When your packets travel through the Internet, where exactly do they go? How many of your web site's users live in Europe? How will your service be affected by a new trans-pacific cable? To answer these questions you need geographic information. Researchers studying the Internet frequently need to map their observed data, such as IP addresses, to geographic locations. But IP addresses are values in a logical hierarchy; they contain no geographic information. There is no authoritative database for mapping IP addresses to locations, so several sources of network information must be used, and these sources may be conflicting or incomplete. The large size of the typical data set used in Internet research also creates a problem. Manually mapping many thousands of IP addresses to locations is impractical and error-prone; an automated solution is required. In this paper we describe NetGeo, a tool that solves these problems efficiently.
NetGeo is a tool that maps IP addresses, domain names, and Autonomous System (AS) numbers to geographic locations. Ideally, the latitude and longitude corresponding to any Internet address would be available via a DNS LOC record (RFC 1876). Unfortunately, LOC records are not supported by most network administrators. NetGeo uses DNS LOC records if available, otherwise NetGeo uses heuristics to choose among several methods for determining locations.

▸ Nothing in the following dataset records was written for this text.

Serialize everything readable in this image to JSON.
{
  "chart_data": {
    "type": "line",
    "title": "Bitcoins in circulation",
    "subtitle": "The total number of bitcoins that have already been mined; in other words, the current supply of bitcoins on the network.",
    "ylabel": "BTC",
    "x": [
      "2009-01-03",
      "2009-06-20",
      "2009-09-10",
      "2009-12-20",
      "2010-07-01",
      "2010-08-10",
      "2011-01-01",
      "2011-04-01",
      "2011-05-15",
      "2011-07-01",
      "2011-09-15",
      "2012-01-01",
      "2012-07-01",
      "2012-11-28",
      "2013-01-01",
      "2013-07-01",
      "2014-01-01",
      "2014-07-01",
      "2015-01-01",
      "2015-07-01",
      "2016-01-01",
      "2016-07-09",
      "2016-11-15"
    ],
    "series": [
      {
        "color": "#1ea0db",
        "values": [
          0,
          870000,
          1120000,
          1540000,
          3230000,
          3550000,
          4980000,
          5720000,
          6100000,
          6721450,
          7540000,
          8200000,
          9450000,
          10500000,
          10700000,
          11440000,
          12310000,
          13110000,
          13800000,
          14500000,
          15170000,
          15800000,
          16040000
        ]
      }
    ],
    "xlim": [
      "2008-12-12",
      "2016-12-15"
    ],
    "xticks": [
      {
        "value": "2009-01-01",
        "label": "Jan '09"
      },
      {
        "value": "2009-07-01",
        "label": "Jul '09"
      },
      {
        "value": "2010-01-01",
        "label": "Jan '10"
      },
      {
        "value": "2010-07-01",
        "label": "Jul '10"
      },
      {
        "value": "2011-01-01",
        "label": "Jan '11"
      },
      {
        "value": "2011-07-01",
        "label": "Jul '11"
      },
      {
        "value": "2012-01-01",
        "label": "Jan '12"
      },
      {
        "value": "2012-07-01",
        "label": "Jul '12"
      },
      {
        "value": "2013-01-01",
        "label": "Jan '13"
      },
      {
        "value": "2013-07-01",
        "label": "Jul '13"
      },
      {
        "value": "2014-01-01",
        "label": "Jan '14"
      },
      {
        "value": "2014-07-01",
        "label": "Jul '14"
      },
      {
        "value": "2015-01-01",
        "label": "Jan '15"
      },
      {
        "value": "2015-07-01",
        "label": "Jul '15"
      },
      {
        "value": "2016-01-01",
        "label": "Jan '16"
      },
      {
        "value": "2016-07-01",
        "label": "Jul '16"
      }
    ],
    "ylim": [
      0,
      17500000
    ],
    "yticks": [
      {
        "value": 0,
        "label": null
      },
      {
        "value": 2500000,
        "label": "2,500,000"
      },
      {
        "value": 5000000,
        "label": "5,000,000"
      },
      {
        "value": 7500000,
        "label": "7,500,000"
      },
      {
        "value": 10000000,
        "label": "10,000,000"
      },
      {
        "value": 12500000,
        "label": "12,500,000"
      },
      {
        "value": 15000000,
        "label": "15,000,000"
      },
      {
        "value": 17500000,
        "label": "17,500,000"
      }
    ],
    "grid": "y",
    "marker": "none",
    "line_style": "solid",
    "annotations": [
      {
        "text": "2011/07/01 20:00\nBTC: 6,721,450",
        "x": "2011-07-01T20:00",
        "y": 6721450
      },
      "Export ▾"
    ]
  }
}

Locations may be found from host names or domain names, or by parsing the addresses found in whois records. The heuristics and the addresses from whois records can occasionally be misleading, but NetGeo is able to obtain acceptable results in most cases.
There are many possible uses for NetGeo. NetGeo could be used to automatically choose the geographically closest mirror site for downloads. ISPs could use geographic information from NetGeo when choosing locations to deploy new infrastructure, governments when setting policies, and businesses when designing regional advertising. NetGeo is currently being used in a graphical traceroute tool, and in studies of connectivity and traffic flow between countries.
NetGeo can be accessed through Java and Perl APIs, and can be used interactively on the web. The NetGeo back-end consists of a database and a collection of Perl scripts used for heuristic analysis and for parsing addresses from whois records. The NetGeo database caches the geographic information parsed from previous queries, to reduce the load on whois servers and to improve performance.
Prior to the development of NetGeo, Internet geographic information was not easily available. We expect there will be many uses for this information once researchers become aware of its availability.